|M.Sc Student||Lousky Marc|
|Subject||Integration of a Plant Model in a Greenhouse Decision|
|Department||Department of Civil and Environmental Engineering||Supervisor||Professor Raphael Linker|
|Full Thesis text|
This thesis is about the integration of a tomato plant model in a decision support system (DSS) developed by the Ministry of Agriculture. This DSS could allow a grower to compare his actual crop data with predictions based on the model. The crop growth model TOMGRO was used for this project. It describes the phenological development and increase in dry weight of various organs from planting till maturity. The original version of the model was implemented in the FORTRAN language, which is not suitable for internet technologies. We re-implemented the model in C#, a more recent, object oriented language, which offers many advantages for developing modular crop models. In order to calibrate the model, data was collected in a greenhouse at the Bsor Research Station during one season. The available experimental data did not allow calibration of all the parameters, and, using a sensitivity analysis, we determined that four parameters should be fitted. These four parameters were fitted using genetic algorithm and a good agreement was obtained between the model and measurements. Since pruning was performed in the greenhouse, we tried to improve the agreement by modifying the model to include the effect of pruning.

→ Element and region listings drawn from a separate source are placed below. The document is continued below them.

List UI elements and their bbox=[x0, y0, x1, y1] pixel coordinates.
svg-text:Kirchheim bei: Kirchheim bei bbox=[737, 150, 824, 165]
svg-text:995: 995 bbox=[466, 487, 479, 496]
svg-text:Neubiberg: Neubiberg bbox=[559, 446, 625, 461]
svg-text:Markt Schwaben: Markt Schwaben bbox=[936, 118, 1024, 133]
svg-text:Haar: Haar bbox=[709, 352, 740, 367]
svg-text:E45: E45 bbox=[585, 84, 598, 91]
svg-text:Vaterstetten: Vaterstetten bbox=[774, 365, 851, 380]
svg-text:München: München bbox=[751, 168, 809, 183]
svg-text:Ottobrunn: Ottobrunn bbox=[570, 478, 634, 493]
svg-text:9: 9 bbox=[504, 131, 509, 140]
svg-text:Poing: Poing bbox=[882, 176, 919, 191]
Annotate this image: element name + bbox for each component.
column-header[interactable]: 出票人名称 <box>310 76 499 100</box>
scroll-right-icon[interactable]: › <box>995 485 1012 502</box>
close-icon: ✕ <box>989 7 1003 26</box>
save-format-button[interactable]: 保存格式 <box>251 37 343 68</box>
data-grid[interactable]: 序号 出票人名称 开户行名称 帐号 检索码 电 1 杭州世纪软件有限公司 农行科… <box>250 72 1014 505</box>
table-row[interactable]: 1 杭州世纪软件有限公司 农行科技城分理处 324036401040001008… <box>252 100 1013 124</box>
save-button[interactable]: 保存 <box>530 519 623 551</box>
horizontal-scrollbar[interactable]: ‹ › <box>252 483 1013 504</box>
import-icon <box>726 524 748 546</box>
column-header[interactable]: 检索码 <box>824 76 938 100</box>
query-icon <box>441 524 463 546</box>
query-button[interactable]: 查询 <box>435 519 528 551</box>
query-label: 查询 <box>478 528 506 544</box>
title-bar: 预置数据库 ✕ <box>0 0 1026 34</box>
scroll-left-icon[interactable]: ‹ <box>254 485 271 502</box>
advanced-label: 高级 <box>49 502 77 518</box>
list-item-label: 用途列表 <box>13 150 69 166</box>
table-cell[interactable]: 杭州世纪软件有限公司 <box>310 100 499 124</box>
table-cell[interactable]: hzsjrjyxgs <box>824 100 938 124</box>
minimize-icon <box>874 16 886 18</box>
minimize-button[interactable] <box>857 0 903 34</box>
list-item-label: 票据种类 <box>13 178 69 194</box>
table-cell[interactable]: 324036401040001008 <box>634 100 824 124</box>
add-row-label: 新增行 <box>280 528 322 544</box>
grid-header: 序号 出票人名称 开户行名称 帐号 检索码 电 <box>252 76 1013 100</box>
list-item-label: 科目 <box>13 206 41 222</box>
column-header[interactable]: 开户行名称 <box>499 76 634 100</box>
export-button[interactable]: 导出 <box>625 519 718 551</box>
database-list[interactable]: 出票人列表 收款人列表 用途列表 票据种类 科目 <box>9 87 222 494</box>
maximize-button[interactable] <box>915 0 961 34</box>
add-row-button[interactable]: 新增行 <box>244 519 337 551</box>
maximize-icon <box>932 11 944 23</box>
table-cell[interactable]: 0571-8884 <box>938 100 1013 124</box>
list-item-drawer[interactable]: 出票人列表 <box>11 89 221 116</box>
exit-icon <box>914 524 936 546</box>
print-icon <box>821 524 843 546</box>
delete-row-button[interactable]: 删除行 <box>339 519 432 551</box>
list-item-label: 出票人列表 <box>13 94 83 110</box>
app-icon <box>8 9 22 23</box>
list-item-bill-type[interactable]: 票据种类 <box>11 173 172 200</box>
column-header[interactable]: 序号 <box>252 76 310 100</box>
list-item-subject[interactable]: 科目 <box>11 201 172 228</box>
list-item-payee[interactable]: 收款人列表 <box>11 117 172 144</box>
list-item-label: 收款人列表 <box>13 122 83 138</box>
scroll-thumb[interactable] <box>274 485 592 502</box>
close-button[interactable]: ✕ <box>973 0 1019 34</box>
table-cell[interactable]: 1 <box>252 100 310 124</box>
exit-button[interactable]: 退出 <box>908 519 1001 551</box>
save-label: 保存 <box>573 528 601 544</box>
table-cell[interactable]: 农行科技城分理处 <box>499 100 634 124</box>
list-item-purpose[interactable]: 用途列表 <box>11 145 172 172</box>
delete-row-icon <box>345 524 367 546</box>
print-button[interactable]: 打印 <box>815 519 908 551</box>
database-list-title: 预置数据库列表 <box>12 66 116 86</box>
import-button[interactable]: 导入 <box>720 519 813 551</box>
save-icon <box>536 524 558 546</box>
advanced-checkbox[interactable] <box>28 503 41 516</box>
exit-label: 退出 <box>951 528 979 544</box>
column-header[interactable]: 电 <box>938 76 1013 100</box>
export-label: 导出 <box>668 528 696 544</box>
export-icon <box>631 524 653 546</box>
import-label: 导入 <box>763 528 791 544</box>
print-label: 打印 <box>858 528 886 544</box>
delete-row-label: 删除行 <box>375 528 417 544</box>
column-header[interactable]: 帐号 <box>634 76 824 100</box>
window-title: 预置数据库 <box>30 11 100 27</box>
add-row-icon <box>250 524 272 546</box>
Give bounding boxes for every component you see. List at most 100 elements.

Overall this change had very little influence on the predicted yield.
In the second stage of the study, we combined the plant model with a greenhouse climate model to perform an economic optimization of climate conditions.

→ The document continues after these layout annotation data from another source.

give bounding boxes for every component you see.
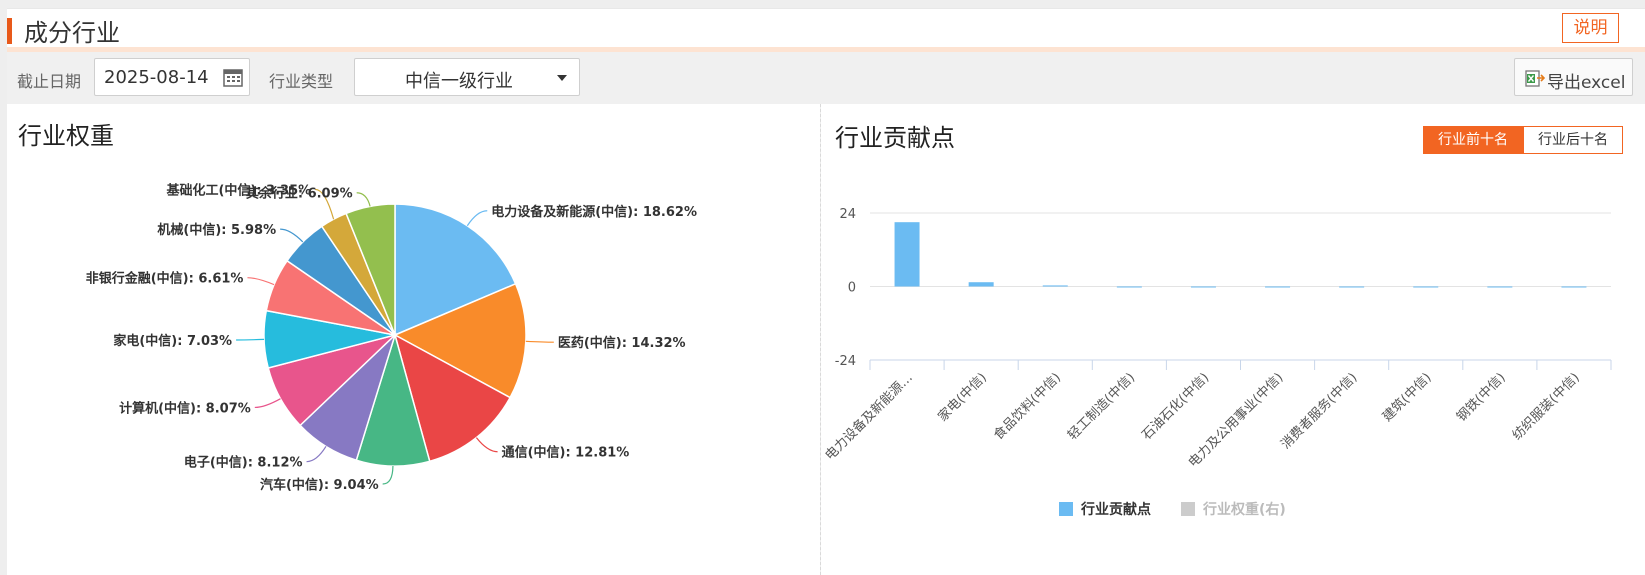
pie-slice-label: 汽车(中信): 9.04%	[260, 477, 379, 493]
industry-weight-panel: 行业权重 电力设备及新能源(中信): 18.62% 医药(中信): 14.32% 通…	[7, 104, 820, 575]
export-excel-button[interactable]: 导出excel	[1514, 58, 1633, 96]
filter-toolbar: 截止日期 2025-08-14 行业类型 中信一级行业 导出excel	[7, 52, 1645, 104]
pie-label-connector	[356, 192, 371, 207]
date-label: 截止日期	[17, 72, 82, 91]
page-title: 成分行业	[24, 19, 120, 47]
pie-slice-label: 家电(中信): 7.03%	[113, 333, 232, 349]
industry-type-label: 行业类型	[269, 72, 334, 91]
tab-bottom-ten[interactable]: 行业后十名	[1523, 126, 1623, 154]
bar-mark[interactable]	[968, 282, 994, 287]
industry-contribution-title: 行业贡献点	[835, 124, 955, 152]
header-accent-bar	[7, 18, 12, 44]
x-category-label: 石油石化(中信)	[1139, 370, 1212, 443]
bar-mark[interactable]	[1116, 286, 1142, 288]
industry-contribution-bar-chart: 24 0 -24电力设备及新能源… 家电(中信) 食品饮料(中信) 轻工制造(中信) 石油石…	[822, 207, 1612, 518]
bar-mark[interactable]	[1265, 286, 1291, 288]
legend-swatch[interactable]	[1059, 502, 1073, 516]
date-value: 2025-08-14	[104, 67, 209, 88]
pie-slice-label: 其余行业: 6.09%	[246, 186, 353, 202]
bar-mark[interactable]	[1042, 285, 1068, 287]
chevron-down-icon	[557, 75, 567, 81]
pie-slice-label: 电子(中信): 8.12%	[184, 455, 303, 471]
x-category-label: 建筑(中信)	[1379, 370, 1434, 425]
legend-label[interactable]: 行业权重(右)	[1202, 501, 1286, 518]
bar-mark[interactable]	[1413, 286, 1439, 288]
tab-top-ten[interactable]: 行业前十名	[1423, 126, 1523, 154]
pie-label-connector	[254, 398, 281, 409]
x-category-label: 轻工制造(中信)	[1065, 370, 1138, 443]
pie-label-connector	[382, 465, 394, 485]
x-category-label: 钢铁(中信)	[1454, 370, 1509, 425]
help-button[interactable]: 说明	[1562, 13, 1619, 43]
bar-mark[interactable]	[1487, 286, 1513, 288]
pie-label-connector	[306, 446, 327, 463]
industry-type-select[interactable]: 中信一级行业	[354, 58, 580, 96]
x-category-label: 纺织服装(中信)	[1510, 370, 1583, 443]
pie-label-connector	[525, 340, 554, 343]
pie-slice-label: 机械(中信): 5.98%	[157, 222, 276, 238]
pie-slice-label: 医药(中信): 14.32%	[558, 335, 686, 351]
pie-label-connector	[466, 210, 488, 227]
industry-contribution-panel: 行业贡献点 行业前十名 行业后十名 24 0 -24 电力设备及新能源… 家电(中信) 食…	[821, 104, 1645, 575]
legend-swatch[interactable]	[1181, 502, 1195, 516]
date-field[interactable]: 2025-08-14	[94, 58, 250, 96]
industry-type-value: 中信一级行业	[405, 71, 513, 92]
pie-slice-label: 通信(中信): 12.81%	[502, 445, 630, 461]
pie-label-connector	[236, 338, 265, 341]
pie-slice-label: 非银行金融(中信): 6.61%	[86, 271, 244, 287]
calendar-icon[interactable]	[223, 67, 243, 87]
bar-mark[interactable]	[894, 222, 920, 287]
app-root: 成分行业 说明 截止日期 2025-08-14 行业类型 中信一级行业 导出ex…	[0, 0, 1645, 575]
y-tick-label: 24	[839, 207, 856, 222]
x-category-label: 食品饮料(中信)	[990, 370, 1064, 444]
industry-weight-title: 行业权重	[18, 122, 114, 150]
industry-weight-pie-chart: 电力设备及新能源(中信): 18.62% 医药(中信): 14.32% 通信(中信)…	[86, 182, 697, 493]
pie-label-connector	[475, 437, 498, 453]
x-category-label: 消费者服务(中信)	[1278, 370, 1361, 453]
x-category-label: 电力设备及新能源…	[822, 370, 916, 464]
x-category-label: 家电(中信)	[935, 370, 990, 425]
bar-mark[interactable]	[1561, 286, 1587, 288]
excel-export-icon	[1525, 70, 1545, 87]
pie-slice-label: 电力设备及新能源(中信): 18.62%	[491, 204, 697, 220]
legend-label[interactable]: 行业贡献点	[1080, 501, 1151, 518]
page-header: 成分行业 说明	[7, 8, 1645, 50]
pie-label-connector	[247, 277, 275, 286]
bar-mark[interactable]	[1339, 286, 1365, 288]
y-tick-label: 0	[848, 281, 856, 296]
pie-label-connector	[280, 228, 304, 243]
pie-slice-label: 计算机(中信): 8.07%	[119, 400, 251, 416]
export-excel-label: 导出excel	[1547, 73, 1626, 93]
ranking-tabs: 行业前十名 行业后十名	[1423, 126, 1623, 154]
bar-mark[interactable]	[1190, 286, 1216, 288]
y-tick-label: -24	[835, 354, 856, 369]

The large number of state variables in TOMGRO making optimization virtually impossible, we chose to search for a sub-optimal solution based on a simplified model. A compact, single-state-variable, two-stage crop model was used and its parameters estimated by comparing its predictions to TOMGRO. This simple model was used to determine sub-optimal control strategy using Pontryiagin’s maximum principle. This method produces the so-called costate variable, the marginal value of the state variable of the simplified dynamic system. We normalized this costate with respect to the plant leaf area index, resulting in a rather constant costate. Since we have only one costate, varying rather slowly, and activating several control fluxes, it plays the role of a strategic set-point. We showed that while the crop model may be inaccurate or the weather may not be as expected, a corrective course can be estimated based on the available information by generating pairs of equivalent trajectories. It is further shown that this approach keeps the costs increases reasonable.